Libreville, le 1er Mai 2025 – (Dépêches 241). Avec son projet d’expansion estimé à 40 milliards de FCFA, la Société gabonaise de raffinage (Sogara) ambitionne de tripler sa capacité de production d’ici 2030. Le plan, détaillé au ministre du Pétrole le 28 avril dernier, repose sur deux phases : modernisation de l’unité actuelle de Port-Gentil, puis construction d’une nouvelle raffinerie sur 130 hectares. Objectif affiché : transformer 2,8 millions de tonnes de pétrole brut par an, contre 900 000 actuellement, et couvrir tous les besoins du pays. Sur le papier, c’est séduisant. Mais les antécédents de la Sogara, les contraintes de financement, et l’état général de la gouvernance du secteur pétrolier au Gabon invitent à la prudence.

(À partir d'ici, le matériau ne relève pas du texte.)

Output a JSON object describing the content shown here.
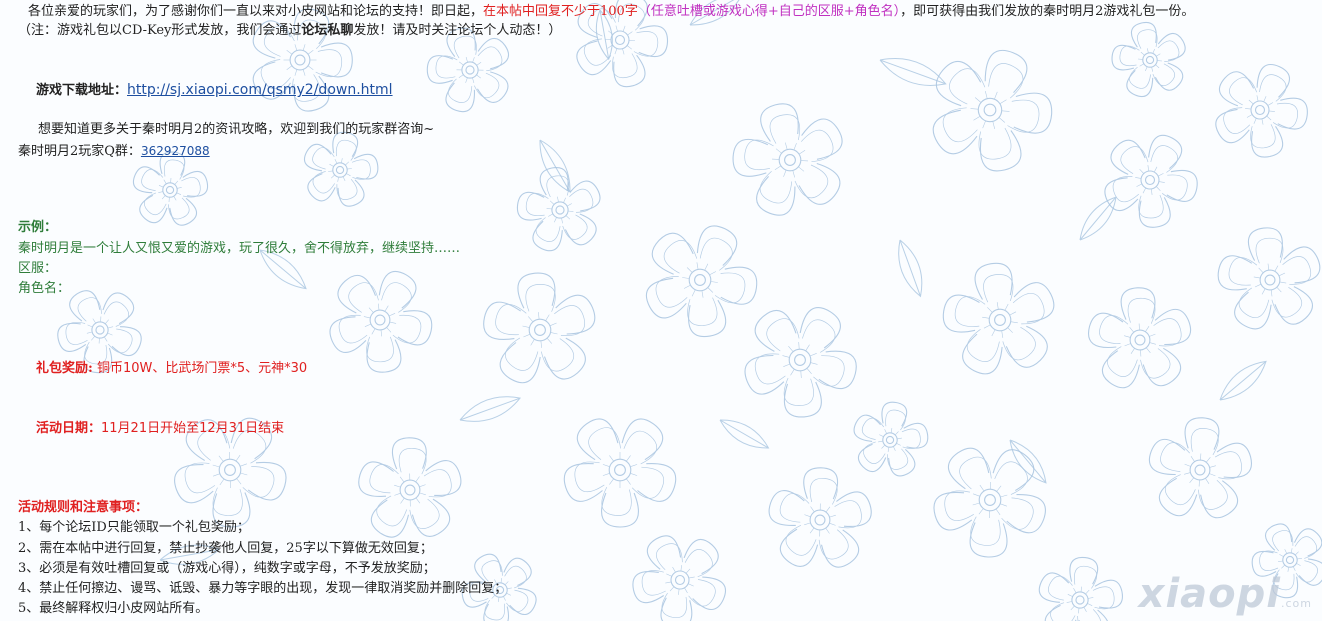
{
  "intro": {
    "greeting": "各位亲爱的玩家们，为了感谢你们一直以来对小皮网站和论坛的支持！即日起，",
    "highlight": "在本帖中回复不少于100字",
    "format_note": "（任意吐槽或游戏心得+自己的区服+角色名）",
    "reward_text": "，即可获得由我们发放的秦时明月2游戏礼包一份。"
  },
  "note": {
    "part1": "（注：游戏礼包以CD-Key形式发放，我们会通过",
    "bold": "论坛私聊",
    "part2": "发放！请及时关注论坛个人动态！）"
  },
  "download": {
    "label": "游戏下载地址：",
    "url": "http://sj.xiaopi.com/qsmy2/down.html"
  },
  "info": {
    "text": "想要知道更多关于秦时明月2的资讯攻略，欢迎到我们的玩家群咨询~",
    "qq_label": "秦时明月2玩家Q群：",
    "qq_number": "362927088"
  },
  "example": {
    "title": "示例：",
    "content": "秦时明月是一个让人又恨又爱的游戏，玩了很久，舍不得放弃，继续坚持……",
    "server_label": "区服：",
    "role_label": "角色名："
  },
  "gift": {
    "label": "礼包奖励:",
    "value": " 铜币10W、比武场门票*5、元神*30"
  },
  "date": {
    "label": "活动日期：",
    "value": "11月21日开始至12月31日结束"
  },
  "rules": {
    "title": "活动规则和注意事项：",
    "items": [
      "1、每个论坛ID只能领取一个礼包奖励；",
      "2、需在本帖中进行回复，禁止抄袭他人回复，25字以下算做无效回复；",
      "3、必须是有效吐槽回复或（游戏心得），纯数字或字母，不予发放奖励；",
      "4、禁止任何擦边、谩骂、诋毁、暴力等字眼的出现，发现一律取消奖励并删除回复；",
      "5、最终解释权归小皮网站所有。"
    ]
  },
  "watermark": {
    "text": "xiaopi",
    "suffix": ".com"
  },
  "colors": {
    "accent_red": "#e02020",
    "accent_magenta": "#c030c0",
    "example_green": "#2f7d3a",
    "link_blue": "#1e4fa0",
    "floral_blue": "#a8c4e0"
  }
}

En 2023, le Gabon a importé pour 655 milliards FCFA de produits pétroliers raffinés. L’argument de la substitution aux importations est donc réel. Toutefois, les chiffres annoncés par la Sogara interrogent : 2,5 milliards FCFA pour moderniser une unité vieillissante et doubler la production d’ici 2027, cela semble largement sous-évalué au regard des standards internationaux. Par ailleurs, aucune information claire n’est donnée sur le mode de financement de la seconde phase – la plus coûteuse – ni sur les investisseurs associés au projet.

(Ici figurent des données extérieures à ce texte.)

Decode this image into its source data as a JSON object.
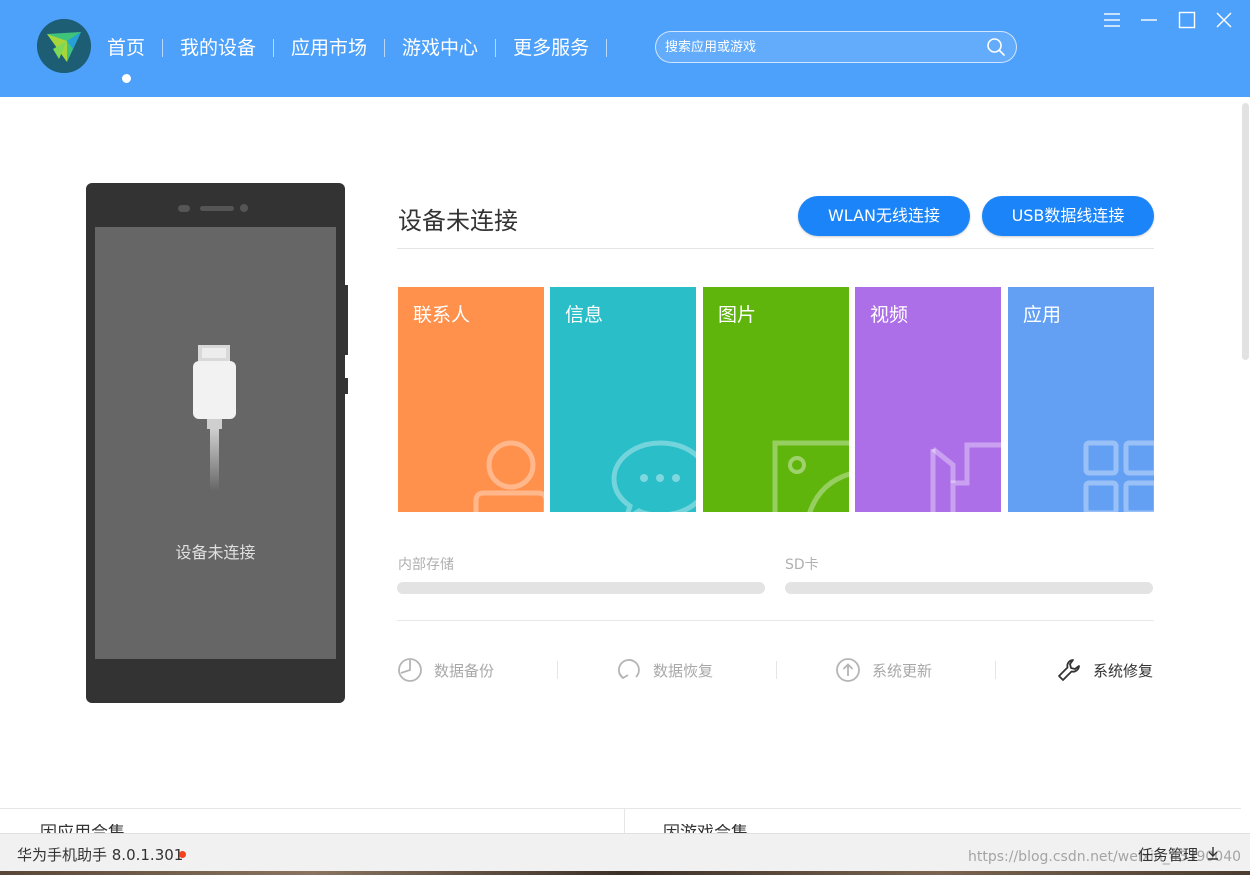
{
  "header": {
    "nav": [
      {
        "label": "首页",
        "active": true
      },
      {
        "label": "我的设备"
      },
      {
        "label": "应用市场"
      },
      {
        "label": "游戏中心"
      },
      {
        "label": "更多服务"
      }
    ],
    "search_placeholder": "搜索应用或游戏",
    "window_controls": [
      "menu-icon",
      "minimize-icon",
      "maximize-icon",
      "close-icon"
    ],
    "bg_color": "#4ea1fb"
  },
  "phone": {
    "status_text": "设备未连接",
    "icon": "usb-cable-icon"
  },
  "main": {
    "title": "设备未连接",
    "wlan_button": "WLAN无线连接",
    "usb_button": "USB数据线连接",
    "tiles": [
      {
        "label": "联系人",
        "color": "#ff914d",
        "icon": "contacts-icon"
      },
      {
        "label": "信息",
        "color": "#29bec8",
        "icon": "message-icon"
      },
      {
        "label": "图片",
        "color": "#5fb50b",
        "icon": "picture-icon"
      },
      {
        "label": "视频",
        "color": "#ad6fe8",
        "icon": "video-icon"
      },
      {
        "label": "应用",
        "color": "#63a0f3",
        "icon": "apps-icon"
      }
    ],
    "storage": [
      {
        "label": "内部存储"
      },
      {
        "label": "SD卡"
      }
    ],
    "actions": [
      {
        "label": "数据备份",
        "icon": "backup-icon",
        "enabled": false
      },
      {
        "label": "数据恢复",
        "icon": "restore-icon",
        "enabled": false
      },
      {
        "label": "系统更新",
        "icon": "update-icon",
        "enabled": false
      },
      {
        "label": "系统修复",
        "icon": "wrench-icon",
        "enabled": true
      }
    ]
  },
  "bottom": {
    "left_peek": "因应用合集",
    "right_peek": "因游戏合集"
  },
  "statusbar": {
    "app_version": "华为手机助手 8.0.1.301",
    "task_manager": "任务管理",
    "watermark": "https://blog.csdn.net/weixin_43390040"
  }
}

Autre point d’attention : la question de la rentabilité. L’expansion projetée suppose que le Gabon puisse écouler près de 2 millions de tonnes supplémentaires de carburant d’ici 2030. Or, le marché national plafonne à 1,1 million de tonnes. À moins d’envisager une stratégie d’exportation régionale, dont rien ne garantit la faisabilité logistique et commerciale, l’investissement risque de générer des surcapacités coûteuses à amortir. D’autant que l’entretien de deux unités de raffinage exigera une réorganisation industrielle que la Sogara peine déjà à assurer dans son format actuel.
Les promesses environnementales qui s’articulent autour de la désulfuration et du traitement des gaz, relèvent pour l’instant de l’effet d’annonce. La Sogara, en difficulté financière chronique, n’a jamais été un modèle de performance industrielle ni de transparence comptable. Sans audit public, ni plan détaillé d’exécution, ce projet risque de se transformer en gouffre budgétaire, ou pire, en argument électoral de circonstance.
Le projet d’expansion de la Sogara, présenté comme un jalon vers l’autosuffisance énergétique du Gabon, semble donc s’inscrire dans une dynamique politique plus que dans une stratégie industrielle maîtrisée. En annonçant la modernisation de l’unité de Port-Gentil et la construction d’une nouvelle raffinerie d’ici 2030, la direction de l’entreprise et le ministère du Pétrole entendent faire oublier des années de sous-investissement. Mais les deux parties semblent oublier qu’il était plutôt question sous l’ancien régime, de privatiser l’outil productif. Ce qui a bien des égards, avait tout son sens.